Abstraction/Architecture/Space

RMIT Project Space Spare Room, Melbourne Aug–Sept
Justin Andrews (Curator), Stephen Bram, Bianca Hester, Kyle Jenkins, George Johnson, John Nixon, Kerrie Polliness, Sandra Selig, Masato Takasaka, Inverted Topology (Danny Lacy, Gemma Smith and Mimi Tong)
project-space
Justin Andrews has curated a highly considered and elegant exhibition for RMIT Project Space and Spare Room. Titled Abstraction/ Architecture/Space, he has eloquently selected twelve artists of diverse experience and development whose practices deal with the convergence of these themes. Andrews follows a somewhat traditional curatorial model but maintains a natural flow and easy relationship between works. But it’s Carolyn Barnes’ accompanying catalogue text that generates a critical perspective on the history of these artists’ practices and fully investigates the curatorial premise.

Three works in this exhibition provide the most exciting points of conflation between ideas in and around abstraction, architecture and space. George Johnson’s Sonata No.1, 6.2.2005 uses acrylic on canvas to convey dynamism of form and colour in an arrhythmic abstraction. Sandra Selig’s volumetric sci-fi installation Time isn’t holding us explodes a geometric web of white elastic from rock and Stephen Bram’s Untitled (Two Point Perspective) pigment print on paper obsessively overlays black lines to provide an intensely warped moment of amplified architectural drawing.

Discussing each artist in detail, Barnes cites various influences and antecedents to these works from Bauhaus to Minimalism-Conceptualism and examines the traditions and contemporary relevance of Modernism within an international and Australian art context. Abstraction/Architecture/Space is an exciting exploration of new developments in non-objective art and contemporary modes of abstraction.
Meredith Turnbull

*****
RMIT’s glass-fronted Project Space is more retail showroom than abstracted white cube. A sense of overwhelming transparency dominates, one is caught in the glare of the high beam – nowhere to run, nowhere to hide. It’s the type of paralysis we see in retail display.

The current exhibition Abstraction, Architecture, Space, curated by Justin Andrews, creates a light, yet self-assured footprint in this display cabinet.
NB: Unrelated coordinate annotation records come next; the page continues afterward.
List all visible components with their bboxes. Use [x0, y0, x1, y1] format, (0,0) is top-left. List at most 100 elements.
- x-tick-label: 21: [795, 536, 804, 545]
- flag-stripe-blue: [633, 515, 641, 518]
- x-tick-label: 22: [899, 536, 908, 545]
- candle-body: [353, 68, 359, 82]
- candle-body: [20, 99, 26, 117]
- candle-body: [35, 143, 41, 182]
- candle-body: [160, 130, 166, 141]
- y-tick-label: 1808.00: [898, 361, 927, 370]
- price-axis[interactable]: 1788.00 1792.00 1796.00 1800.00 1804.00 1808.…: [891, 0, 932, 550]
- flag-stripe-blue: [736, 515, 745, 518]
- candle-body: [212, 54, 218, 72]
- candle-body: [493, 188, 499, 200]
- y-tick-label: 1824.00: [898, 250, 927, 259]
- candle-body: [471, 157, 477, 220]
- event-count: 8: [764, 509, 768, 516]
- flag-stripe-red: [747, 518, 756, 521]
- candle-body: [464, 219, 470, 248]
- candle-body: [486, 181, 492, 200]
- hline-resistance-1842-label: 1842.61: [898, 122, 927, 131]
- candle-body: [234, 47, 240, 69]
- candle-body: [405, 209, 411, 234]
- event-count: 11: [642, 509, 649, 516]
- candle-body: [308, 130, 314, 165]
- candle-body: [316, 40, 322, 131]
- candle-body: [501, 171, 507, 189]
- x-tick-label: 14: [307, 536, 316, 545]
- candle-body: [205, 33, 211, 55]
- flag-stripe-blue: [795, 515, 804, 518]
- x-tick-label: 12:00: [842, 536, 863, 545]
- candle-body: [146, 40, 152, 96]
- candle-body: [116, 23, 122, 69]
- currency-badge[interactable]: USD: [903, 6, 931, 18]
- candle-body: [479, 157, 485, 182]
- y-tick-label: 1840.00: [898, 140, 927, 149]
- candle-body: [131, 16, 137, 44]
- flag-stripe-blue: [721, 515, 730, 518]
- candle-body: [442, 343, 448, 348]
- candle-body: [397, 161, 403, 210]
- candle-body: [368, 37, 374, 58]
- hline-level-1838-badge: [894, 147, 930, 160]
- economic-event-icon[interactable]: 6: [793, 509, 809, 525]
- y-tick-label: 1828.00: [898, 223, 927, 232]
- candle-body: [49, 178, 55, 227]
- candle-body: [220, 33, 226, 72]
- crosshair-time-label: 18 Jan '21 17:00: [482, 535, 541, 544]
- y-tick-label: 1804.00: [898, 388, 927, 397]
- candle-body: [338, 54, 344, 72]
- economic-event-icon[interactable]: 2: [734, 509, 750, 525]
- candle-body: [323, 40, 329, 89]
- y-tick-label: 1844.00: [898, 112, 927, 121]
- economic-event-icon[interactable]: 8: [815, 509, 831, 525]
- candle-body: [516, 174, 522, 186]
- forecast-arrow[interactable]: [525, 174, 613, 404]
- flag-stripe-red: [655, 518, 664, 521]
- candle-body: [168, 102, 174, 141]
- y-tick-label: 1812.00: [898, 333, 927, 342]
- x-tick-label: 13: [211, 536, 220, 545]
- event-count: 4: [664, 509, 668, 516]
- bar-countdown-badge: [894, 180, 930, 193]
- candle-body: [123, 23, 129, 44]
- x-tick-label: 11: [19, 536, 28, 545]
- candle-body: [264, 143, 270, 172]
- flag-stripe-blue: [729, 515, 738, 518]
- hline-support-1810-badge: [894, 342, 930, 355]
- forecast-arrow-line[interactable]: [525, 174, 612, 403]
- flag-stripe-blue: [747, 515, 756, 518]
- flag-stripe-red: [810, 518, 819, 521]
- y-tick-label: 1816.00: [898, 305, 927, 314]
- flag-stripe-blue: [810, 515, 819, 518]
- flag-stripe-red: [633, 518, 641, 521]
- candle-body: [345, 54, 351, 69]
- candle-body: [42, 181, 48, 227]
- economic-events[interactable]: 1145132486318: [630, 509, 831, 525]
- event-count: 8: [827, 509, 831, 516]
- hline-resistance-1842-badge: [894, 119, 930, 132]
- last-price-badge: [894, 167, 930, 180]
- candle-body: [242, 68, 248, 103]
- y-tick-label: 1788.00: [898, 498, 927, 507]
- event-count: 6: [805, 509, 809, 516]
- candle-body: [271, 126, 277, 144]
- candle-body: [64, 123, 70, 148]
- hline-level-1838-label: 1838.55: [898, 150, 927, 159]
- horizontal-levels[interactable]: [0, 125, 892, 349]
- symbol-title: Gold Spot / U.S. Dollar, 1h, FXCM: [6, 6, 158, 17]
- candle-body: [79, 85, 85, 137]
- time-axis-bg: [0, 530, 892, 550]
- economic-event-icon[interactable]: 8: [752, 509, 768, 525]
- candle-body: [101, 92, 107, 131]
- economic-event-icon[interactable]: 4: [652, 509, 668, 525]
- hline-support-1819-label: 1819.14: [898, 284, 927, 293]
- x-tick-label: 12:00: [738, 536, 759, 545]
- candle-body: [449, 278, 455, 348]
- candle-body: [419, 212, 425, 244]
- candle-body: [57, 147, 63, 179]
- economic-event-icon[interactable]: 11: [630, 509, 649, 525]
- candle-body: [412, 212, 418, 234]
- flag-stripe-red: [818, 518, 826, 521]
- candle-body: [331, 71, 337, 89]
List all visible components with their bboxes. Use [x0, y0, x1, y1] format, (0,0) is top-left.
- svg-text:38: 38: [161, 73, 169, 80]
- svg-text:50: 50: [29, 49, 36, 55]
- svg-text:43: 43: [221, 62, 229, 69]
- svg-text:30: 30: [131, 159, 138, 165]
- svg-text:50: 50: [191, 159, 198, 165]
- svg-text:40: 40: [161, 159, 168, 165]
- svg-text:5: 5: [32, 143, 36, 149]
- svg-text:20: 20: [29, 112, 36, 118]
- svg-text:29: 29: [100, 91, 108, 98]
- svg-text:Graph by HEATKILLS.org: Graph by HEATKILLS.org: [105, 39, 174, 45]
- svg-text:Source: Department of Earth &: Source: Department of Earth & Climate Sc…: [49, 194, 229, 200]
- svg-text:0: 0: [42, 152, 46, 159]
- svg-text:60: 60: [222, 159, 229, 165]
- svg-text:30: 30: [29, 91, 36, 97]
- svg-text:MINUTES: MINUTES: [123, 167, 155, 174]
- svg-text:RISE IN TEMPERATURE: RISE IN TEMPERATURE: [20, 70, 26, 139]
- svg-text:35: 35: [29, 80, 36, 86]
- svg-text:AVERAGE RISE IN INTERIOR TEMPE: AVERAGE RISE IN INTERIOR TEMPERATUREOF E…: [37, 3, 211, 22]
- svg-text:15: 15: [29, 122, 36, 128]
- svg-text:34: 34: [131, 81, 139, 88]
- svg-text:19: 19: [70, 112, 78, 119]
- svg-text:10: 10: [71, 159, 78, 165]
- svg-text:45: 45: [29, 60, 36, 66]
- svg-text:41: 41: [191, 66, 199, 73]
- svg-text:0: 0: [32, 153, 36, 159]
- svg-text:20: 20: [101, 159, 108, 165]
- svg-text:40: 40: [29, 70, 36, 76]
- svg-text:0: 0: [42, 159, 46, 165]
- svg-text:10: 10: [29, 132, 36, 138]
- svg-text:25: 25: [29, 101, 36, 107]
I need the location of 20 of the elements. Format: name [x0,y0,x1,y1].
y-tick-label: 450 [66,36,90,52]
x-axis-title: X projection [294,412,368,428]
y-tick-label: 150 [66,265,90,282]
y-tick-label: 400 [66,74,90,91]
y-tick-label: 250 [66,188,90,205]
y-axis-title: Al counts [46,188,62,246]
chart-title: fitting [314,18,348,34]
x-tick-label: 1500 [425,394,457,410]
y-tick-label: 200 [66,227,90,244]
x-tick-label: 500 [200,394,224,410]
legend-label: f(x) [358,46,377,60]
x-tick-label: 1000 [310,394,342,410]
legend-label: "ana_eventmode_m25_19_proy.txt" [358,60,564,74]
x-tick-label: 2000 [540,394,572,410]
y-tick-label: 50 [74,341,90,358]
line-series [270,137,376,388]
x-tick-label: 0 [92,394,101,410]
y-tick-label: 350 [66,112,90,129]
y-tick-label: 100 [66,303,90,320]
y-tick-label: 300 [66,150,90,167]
Drawing on the over-exposed conditions as a metaphoric and material opportunity, the show flows easily between specific responses to the gallery environs and a more generalised hermeticism, typical of historical abstraction.

For example, Stephen Bram’s work Untitled (Two Point Perspective) is wryly hung directly opposite the front glass wall. Rather than a face-off between the contained art object and the random, moving images of the street, this small, framed work acts as a projector of the prevailing conditions, without getting specific about it. Bram’s outreaching refractions break through the frame, creating a sense of continuum with the present, encapsulating the responsive sense the show has as a whole.

Rather than a testament to the survival-machine status of Modernist abstraction, the works, and the way they come together, are as resolutely about now as any more fashionable takes on relativism. The familiar sense of high-mindedness typical to the idiom is not apologetically undermined, rather, the continuing dilemma of being in the world – of conjecture, potentiality and process – reigns over any sense of aloofness or estrangement. Revisionism is not on the agenda.
Adrien Allen

*****
(see details for this exhibition on the post below)
It's great when artists can pull off a curated show with a fancy essay, nice catalogue and impressive mix of works. As an artist you can maintain the autonomy of a practice and closeness to your peers, while I guess as a curator type you're always torn between choosing specific works to feed the 'vision' of the show and teasing out new works by artists to extend their practices and take a few risks. Both can be said of this show by Justin Andrews, who has succeeded in defining links between abstraction and architecture by inviting a handful of this country’s foremost spatial/abstract practitioners to live the dream. Each work has been carefully selected to occupy a specific space within the gallery and each space within the gallery has been occupied nicely. I forgot about the premise and just enjoyed seeing a bunch of great works working together.